Он открыл деревянный футляр и достал из него длинное острое шило с крючком. У этого мастерового орудия имелась раскладывающаяся Т-образная ручка на манер выкидного босяцкого ножа. Заточенный штырь просто заиграл в лучах солнца, пробивающегося в сарай сквозь щели в досках. Иван Христианович с недоумением и испугом посмотрел на этот необычный инструмент.
– Видите ли, сударь, сапожником и скорняком работал. Тулупы, валенки, сапоги и прочую обувку чинил на каторге. Знаете, я тоже в прошлом дворянин из весьма старинного рода. Мой покойный папенька из тамбовских чиновников, коллежским секретарём службу закончил. Однако мне пришлось страдать и переучиваться. Голод не родная мамка, не пожурит, не накормит. Футляр вот сам сделал, из иркутской древесины. Эх, привык к этой безделице. Не раз мне выжить помогала, поэтому и достойна личного чехольчика, – как-то очень сердечно заявил беглый каторжник, сверкая усталыми голубыми глазами.

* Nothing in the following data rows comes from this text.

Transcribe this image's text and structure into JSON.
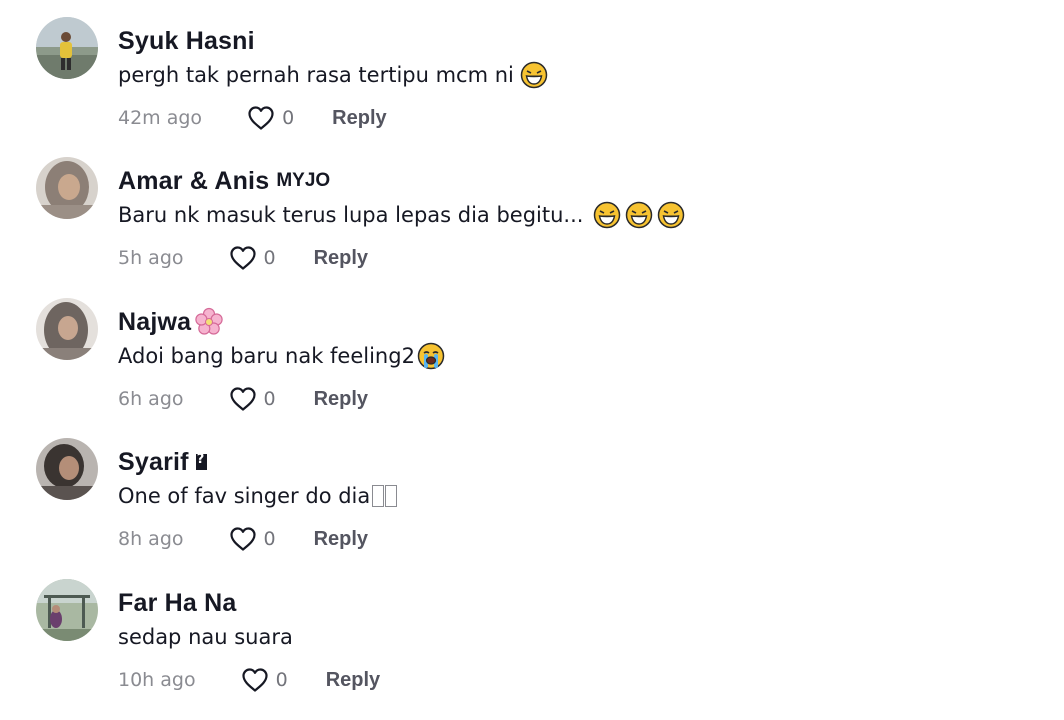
{
  "comments": [
    {
      "username": "Syuk Hasni",
      "text": "pergh tak pernah rasa tertipu mcm ni",
      "emojis": [
        "laughing-tears-emoji"
      ],
      "time": "42m ago",
      "likes": "0",
      "reply_label": "Reply"
    },
    {
      "username": "Amar & Anis",
      "tag": "MYJO",
      "text": "Baru nk masuk terus lupa lepas dia begitu...",
      "emojis": [
        "laughing-tears-emoji",
        "laughing-tears-emoji",
        "laughing-tears-emoji"
      ],
      "time": "5h ago",
      "likes": "0",
      "reply_label": "Reply"
    },
    {
      "username": "Najwa",
      "name_emoji": "cherry-blossom-emoji",
      "text": "Adoi bang baru nak feeling2",
      "emojis": [
        "loudly-crying-emoji"
      ],
      "time": "6h ago",
      "likes": "0",
      "reply_label": "Reply"
    },
    {
      "username": "Syarif",
      "name_emoji": "missing-glyph",
      "text": "One of fav singer do dia",
      "text_suffix_icon": "missing-glyph-boxes",
      "time": "8h ago",
      "likes": "0",
      "reply_label": "Reply"
    },
    {
      "username": "Far Ha Na",
      "text": "sedap nau suara",
      "time": "10h ago",
      "likes": "0",
      "reply_label": "Reply"
    }
  ],
  "icons": {
    "like": "heart-outline-icon"
  },
  "colors": {
    "text_primary": "#161823",
    "text_secondary": "#8a8b91",
    "reply": "#545560",
    "emoji_yellow": "#f7c331"
  }
}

При этом он подошёл к Ивану Христиановичу, находящемуся в петле. Посмотрел ему в глаза и показал длинное шило. Тот скосил один глаз и передёрнулся от неприятного ощущения.
– Даже не думайте, что приятель мой из босяков незнамо каких будет. Александр Вениаминович Брыщ из старинного московского купеческого рода. Однако судьба вдоволь посмеялась над ним, уготовила не торговые лавки и коммерцию, а пустые амбары. Всё пропил отец, вчистую прогулял по публичным домам, карточным притонам и ресторанам. Тогда неудавшийся наследник пропитых капиталов, имея разбитной характер, сноровку и крепкую руку, решил восстановить утерянное имущество. Сколотил он ватагу из беглых солдат и воров да начал промышлять на московских трактах. Несколько лет всё сходило с рук. Построил Александр Вениаминович новый магазин, сладил красивый дом и уже собирался жениться. Однако его изловили и подвергли дознанию. Нещадно били и подвергали оскорблениям. От этого иногда к нему приходит нежданное веселье. После отправили долгим этапом на каторгу. Там его жизненный опыт пригодился: вместо того чтобы сгинуть, завоевал он почёт и уважение. Но судьбе было угодно дать новый шанс. Теперь он здоров, а впереди счастливое, свободное будущее, – вздохнув, закончил рассказ Витольд Людвигович.